Este año la devoción de Zulema le llevó a pedir al Niño la salud de la familia. El Niño que llevaba esta reina tenía una capa elegante que le compró la fundadora Maclovia Eyme y su esposo Ángel Punina. Las fundadoras son como las priostas; ellas saben que a cada rey le acompañan sus vasallos.

Cerca de Belén estaba Cristian Toaquiza, adolescente de no más de 17 años, muchacho que encarnaba a un rey. En la familia de Cristian ser rey es una tradición, es un papel que todos tienen que cumplir.

Cristian era el único que no cumplía con el mandato y su turno fue ahora. Ver el traje, medirse, ajustarse y coordinar con los acompañantes fueron las tareas que más tiempo le tomó, previo a cumplir su papel. Y le tomó tiempo, porque el traje se confeccionó en su casa.

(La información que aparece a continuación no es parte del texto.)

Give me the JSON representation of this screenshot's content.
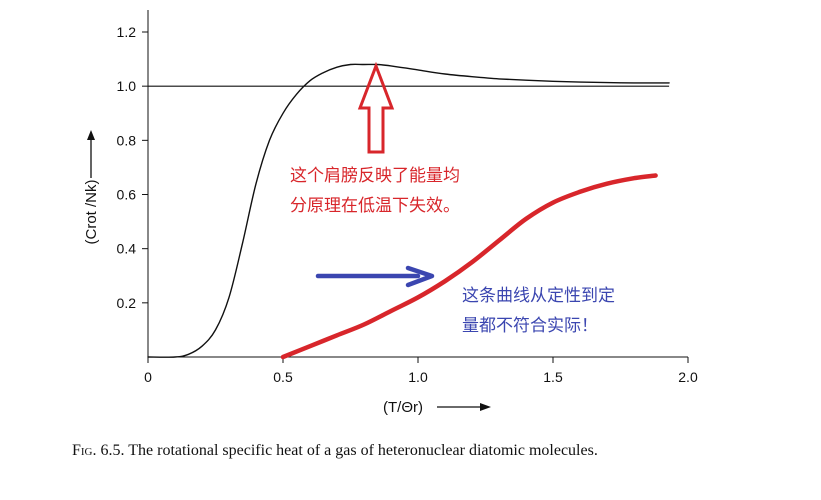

Hacerlo con sus propias manos le dio un toque especial al atuendo; era un ropaje con muchos espejos que de pronto reflejaba algunos destellos del caprichoso sol que se ocultaba entre las nubes del páramo. “Nosotros aquí nos estamos presentando. Somos de Tigreurco, cerca de Echandía. Yo estudio en Ambato y mi intención es mantener esta cultura”, ese es el pensamiento del joven.

Ser un rey exige el compromiso de responsabilidad de la fiesta y de la vida, eso dice Segundo Carlos Puquiza de 46 años, que vino desde Chaupi Guayama, una comunidad al frente de Matiavi, y que por más de 20 años participa en esta fiesta. Vasallos cómicos, reyes en caballo, una fiesta de color y ritmo que durante dos días agita a Salinas; así es la Fiesta de los Reyes. (BSG)-(Intercultural).